Page:Revue des Deux Mondes - 1888 - tome 88.djvu/577

La bibliothèque libre.
Le texte de cette page a été corrigé et est conforme au fac-similé.

Ce cri, qui avait déjà servi de mot de ralliement à plus d’une sédition, se fit entendre de toutes parts. Le fédéralisme et le goût de la vie patriarcale reprirent le dessus. Les Israélites quittèrent Sichem avec la résolution de ne plus se prêter à la corvée. Le roi eut de la peine à remonter dans son char et à regagner Jérusalem. La première fois qu’Adoniram[1] reparut dans les provinces, il fut assommé à coups de pierre. Jéroboam, que sa force corporelle et son courage désignaient pour la royauté, fut proclamé roi d’Israël par une assemblée des tribus.

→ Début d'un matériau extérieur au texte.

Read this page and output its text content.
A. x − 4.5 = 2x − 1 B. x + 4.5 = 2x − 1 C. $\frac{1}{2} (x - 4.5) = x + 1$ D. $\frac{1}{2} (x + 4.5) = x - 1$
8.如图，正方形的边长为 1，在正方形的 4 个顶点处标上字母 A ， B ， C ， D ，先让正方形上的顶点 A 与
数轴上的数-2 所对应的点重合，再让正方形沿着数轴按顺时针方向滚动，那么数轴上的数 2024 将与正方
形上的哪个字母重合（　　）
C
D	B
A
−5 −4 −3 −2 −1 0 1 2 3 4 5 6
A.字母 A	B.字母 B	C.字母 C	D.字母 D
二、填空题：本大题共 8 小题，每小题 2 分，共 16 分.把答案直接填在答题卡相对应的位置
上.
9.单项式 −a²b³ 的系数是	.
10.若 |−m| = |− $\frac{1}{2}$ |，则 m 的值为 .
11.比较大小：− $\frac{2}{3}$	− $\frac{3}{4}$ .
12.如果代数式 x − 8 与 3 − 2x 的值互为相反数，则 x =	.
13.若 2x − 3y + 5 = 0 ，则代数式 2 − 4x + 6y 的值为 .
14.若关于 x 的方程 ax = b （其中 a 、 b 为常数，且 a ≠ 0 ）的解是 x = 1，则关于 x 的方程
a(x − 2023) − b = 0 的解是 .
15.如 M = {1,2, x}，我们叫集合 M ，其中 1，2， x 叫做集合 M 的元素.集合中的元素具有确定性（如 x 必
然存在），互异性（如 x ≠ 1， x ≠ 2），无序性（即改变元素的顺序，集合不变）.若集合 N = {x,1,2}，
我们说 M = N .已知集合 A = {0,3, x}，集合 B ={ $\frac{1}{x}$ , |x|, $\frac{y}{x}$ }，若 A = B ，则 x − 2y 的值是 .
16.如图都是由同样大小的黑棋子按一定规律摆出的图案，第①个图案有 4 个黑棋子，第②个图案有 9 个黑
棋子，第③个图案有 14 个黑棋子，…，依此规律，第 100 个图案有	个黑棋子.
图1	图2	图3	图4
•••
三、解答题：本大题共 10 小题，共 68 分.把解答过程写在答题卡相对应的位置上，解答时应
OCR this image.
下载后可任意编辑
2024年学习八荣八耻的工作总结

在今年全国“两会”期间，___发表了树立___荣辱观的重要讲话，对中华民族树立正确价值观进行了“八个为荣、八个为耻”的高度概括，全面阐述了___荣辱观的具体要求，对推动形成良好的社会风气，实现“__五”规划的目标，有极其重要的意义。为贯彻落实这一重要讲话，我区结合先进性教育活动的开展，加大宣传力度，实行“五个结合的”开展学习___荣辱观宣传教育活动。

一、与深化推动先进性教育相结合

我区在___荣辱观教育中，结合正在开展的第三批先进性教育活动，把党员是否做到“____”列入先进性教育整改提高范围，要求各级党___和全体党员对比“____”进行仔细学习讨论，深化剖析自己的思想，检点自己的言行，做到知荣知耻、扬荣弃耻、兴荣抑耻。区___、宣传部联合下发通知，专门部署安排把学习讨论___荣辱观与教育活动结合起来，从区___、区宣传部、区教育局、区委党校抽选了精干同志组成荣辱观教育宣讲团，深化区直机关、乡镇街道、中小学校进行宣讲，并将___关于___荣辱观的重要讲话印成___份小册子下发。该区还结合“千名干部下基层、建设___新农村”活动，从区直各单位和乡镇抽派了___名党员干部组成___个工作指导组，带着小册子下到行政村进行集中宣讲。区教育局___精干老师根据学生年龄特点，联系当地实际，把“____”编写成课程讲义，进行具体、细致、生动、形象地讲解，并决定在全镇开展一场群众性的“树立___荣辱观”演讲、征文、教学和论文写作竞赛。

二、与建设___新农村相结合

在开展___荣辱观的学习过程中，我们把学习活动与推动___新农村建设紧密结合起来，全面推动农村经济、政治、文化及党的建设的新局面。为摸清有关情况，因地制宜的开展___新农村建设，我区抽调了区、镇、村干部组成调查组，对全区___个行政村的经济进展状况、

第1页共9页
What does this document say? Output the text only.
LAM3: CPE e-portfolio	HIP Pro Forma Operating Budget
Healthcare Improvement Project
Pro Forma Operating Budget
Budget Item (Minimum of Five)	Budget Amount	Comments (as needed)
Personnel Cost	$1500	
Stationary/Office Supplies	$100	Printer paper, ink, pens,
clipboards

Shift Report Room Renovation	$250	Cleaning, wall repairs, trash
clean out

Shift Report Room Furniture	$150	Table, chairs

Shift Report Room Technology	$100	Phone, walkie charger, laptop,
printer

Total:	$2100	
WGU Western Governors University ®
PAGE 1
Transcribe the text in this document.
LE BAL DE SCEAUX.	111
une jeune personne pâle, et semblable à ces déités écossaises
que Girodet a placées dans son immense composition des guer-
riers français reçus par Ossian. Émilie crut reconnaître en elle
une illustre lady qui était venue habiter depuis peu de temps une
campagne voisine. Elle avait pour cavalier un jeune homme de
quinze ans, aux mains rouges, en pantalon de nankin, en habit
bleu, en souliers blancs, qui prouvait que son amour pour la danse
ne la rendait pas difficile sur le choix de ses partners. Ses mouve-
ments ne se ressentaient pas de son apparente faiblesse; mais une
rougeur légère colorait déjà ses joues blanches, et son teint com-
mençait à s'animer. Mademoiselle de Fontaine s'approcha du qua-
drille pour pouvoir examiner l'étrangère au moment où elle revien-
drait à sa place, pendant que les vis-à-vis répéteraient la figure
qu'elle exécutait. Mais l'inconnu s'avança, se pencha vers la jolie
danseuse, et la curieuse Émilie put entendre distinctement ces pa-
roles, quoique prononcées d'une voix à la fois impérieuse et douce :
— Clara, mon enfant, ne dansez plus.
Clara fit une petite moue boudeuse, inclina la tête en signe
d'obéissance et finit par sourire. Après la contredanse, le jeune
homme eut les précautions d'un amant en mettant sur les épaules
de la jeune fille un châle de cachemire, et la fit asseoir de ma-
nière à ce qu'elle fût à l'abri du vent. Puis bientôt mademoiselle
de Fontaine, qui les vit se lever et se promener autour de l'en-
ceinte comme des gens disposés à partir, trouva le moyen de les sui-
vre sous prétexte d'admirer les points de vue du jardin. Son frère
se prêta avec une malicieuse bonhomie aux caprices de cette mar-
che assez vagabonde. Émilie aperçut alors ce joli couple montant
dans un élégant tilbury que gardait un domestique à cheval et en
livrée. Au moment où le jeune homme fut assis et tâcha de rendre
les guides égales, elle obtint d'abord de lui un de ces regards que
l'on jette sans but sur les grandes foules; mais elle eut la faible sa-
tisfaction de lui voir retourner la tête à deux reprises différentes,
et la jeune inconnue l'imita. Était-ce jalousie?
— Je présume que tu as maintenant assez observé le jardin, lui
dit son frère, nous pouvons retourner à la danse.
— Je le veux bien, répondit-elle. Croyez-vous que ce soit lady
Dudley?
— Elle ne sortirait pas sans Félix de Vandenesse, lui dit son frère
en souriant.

Que faisait pendant ce temps l’armée royale, dont les chroniqueurs nous racontent tant de merveilles ? La preuve que cette armée n’exista jamais sérieusement, c’est qu’elle ne fit rien, quand elle aurait eu la meilleure raison d’agir. Roboam s’éternisa en préparatifs pour reconquérir son ascendant sur les tribus du Nord. Mais la forte génération du temps de David était bien morte. L’opinion se montrait indifférente. Les hommes de Dieu, réduits au silence durant tout le règne de Salomon, recommençaient à parler, même du côté de Jérusalem. Un certain Semaïah, prophète, se leva, en Juda, disant que Iahvé lui avait révélé ces mots : « vous ne vous mettrez point en route pour combattre Israël votre frère. « Il fut convenu que tout ce qui était arrivé avait été l’effet de la volonté de Dieu. L’œuvre politique de David et de Salomon était condamnée à jamais. Elle avait duré environ soixante-dix ans.

L’opposition de ces deux dénominations, Juda et Israël, existait dès le temps de Saül. Elle tenait à des raisons anciennes et profondes. La scission, cette fois, fut irrémédiable. Juda et Benjamin demeurèrent fidèles à la famille de David. Tout le reste acclama Jéroboam. Une ligne passant à la hauteur de Béthel marqua la limite des deux royaumes. Les efforts qui seront tentés pour ressouder les deux moitiés séparées échoueront misérablement. Les alliances des deux royaumes seront elles-mêmes de courte durée. Juda traitera Israël d’infidèle ; Israël dépréciera David, raillera Salomon. Tout espoir d’un état sérieux ayant son centre à Jérusalem est perdu sans retour.

On achète toujours cher l’idéal qu’on aime, cet idéal fût-il excellent. L’amour de l’indépendance, de l’autonomie locale, de la vie agricole et pastorale, l’antipathie contre les grandes villes, contre les grandes organisations centralisées, le dégoût pour les recherches de l’art et pour tous ces joujoux de cuivre et d’or par lesquels Salomon avait cru honorer Iahvé, c’étaient là des sentimens hautement louables. Ils firent la grandeur religieuse d’Israël ; mais ils firent aussi sa faiblesse temporelle. Israël, divisé et incapable d’une

  1. Ce nom était devenu mythique pour désigner le préposé aux corvées.